Ducati designs their bikes with spring rates to accomodate riders having your exact weight so no changes needed there.
You need to be honest in assessing your riding skills. As they improve over time so will your suspension needs change to match your riding technique. Your particular riding technique will play a big part in refining your suspension settings. If you are an average rider, sticking with the factory recommended settings will probably be best.
But feel free to experiment. One change at a time. First reset everything back to the stock settings stock, and try a different single setting until you develop a feel for the differences resulting from each change and the sensitivity of the bike to each click on the adjuster. Always use the same road to evaluate your changes. This seat-of-the-pants testing is highly subjective so don't be surprised if your feelings about the changes are different the next time you ride. Even without any interim changes, there are days that you know that you're riding well and the suspension is just right, and days that you're not in the groove. Given that you're not an experienced test rider, you'll find that YOU are the biggest variable.
Consequently, you should probably avoid using suspension settings developed by other riders for themselves, specifically motorcycle magazine test riders who commonly tweak each new bike's suspension settings in an attempt to improve on factory settings, and then publish the results. These settings may actually be an improvement for one particular rider on one particular track but the factory settings are still the best overall comfort-performance trade-off for the average rider on an average road.

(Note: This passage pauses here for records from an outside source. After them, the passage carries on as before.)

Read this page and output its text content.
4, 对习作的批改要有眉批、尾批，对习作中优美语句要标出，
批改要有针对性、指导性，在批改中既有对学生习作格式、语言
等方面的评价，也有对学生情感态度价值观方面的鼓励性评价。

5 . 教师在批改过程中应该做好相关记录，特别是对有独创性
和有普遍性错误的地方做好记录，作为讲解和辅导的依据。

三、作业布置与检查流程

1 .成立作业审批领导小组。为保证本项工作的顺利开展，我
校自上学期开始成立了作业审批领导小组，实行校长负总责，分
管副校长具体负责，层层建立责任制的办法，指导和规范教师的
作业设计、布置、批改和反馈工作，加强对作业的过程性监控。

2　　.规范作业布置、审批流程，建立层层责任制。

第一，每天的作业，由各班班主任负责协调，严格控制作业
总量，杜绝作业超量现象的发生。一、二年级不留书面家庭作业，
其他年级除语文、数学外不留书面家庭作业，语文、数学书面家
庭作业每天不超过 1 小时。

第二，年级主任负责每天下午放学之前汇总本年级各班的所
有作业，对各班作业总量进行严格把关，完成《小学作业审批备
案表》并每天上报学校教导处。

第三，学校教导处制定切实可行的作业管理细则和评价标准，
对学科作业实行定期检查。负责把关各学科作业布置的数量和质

For example, a review of a dozen magazine tests of Ducati superbike compression and rebound damper settings showed that even though there is a wide variation between riders, their settings average out to the factory recommended settings.
So it looks like Ducati knows its business.
Here's how Kevin Cameron puts it ...
"The motorcyclist wants to do the right thing, but simple tables often push aside common sense. Too often, magazine reviews say things like: 'When we got to Donington, we cranked up the damping at both ends to full-rigid with max spring preload, and got down to some serious lap times.' This implies it's always best to run the hardest possible settings.
Reverse logic also implies that if you run hard settings, you must be a good rider. Like it or not, we're all a bit status conscious, so this kind of things sucks us in. Believing harder is better, all these riders are jolting around the highways with suspension set on magazine-max, when in fact they would benefit from considering the word compromise. You need traction to go fast, and on any but the smoothest surfaces, that means the suspension has to move.
A crew chief of a recent MotoGP team, once said that the rider really needs four different bikes.
1. During braking, he needs a machine with its full weight to the rear, to allow the full grip of the front tire to be used without lifting the back wheel, with firm enough front suspension to keep it from bottoming.
2. During turn-in, he needs a machine with a very short chassis for quick steering, with no suspension at all to delay the action.
3. In the turn, he needs a balanced weight distribution that doesn't overload either tyre prematurely. He needs ground clearance, but with suspension soft enough to maintain grip.
4. When acceleration begins, he needs a chassis with its weight forward, to keep that front tire loaded enough to steer without pushing.
There is no way to combine all these separate and conflicting requirements in the bike as it now exists. There is no rule that reveals the best compromise, which is why assertions like 'harder is better' are nonsense. The more you work with suspension, and the more combinations you try, the more you learn about how to achieve a suitable compromise."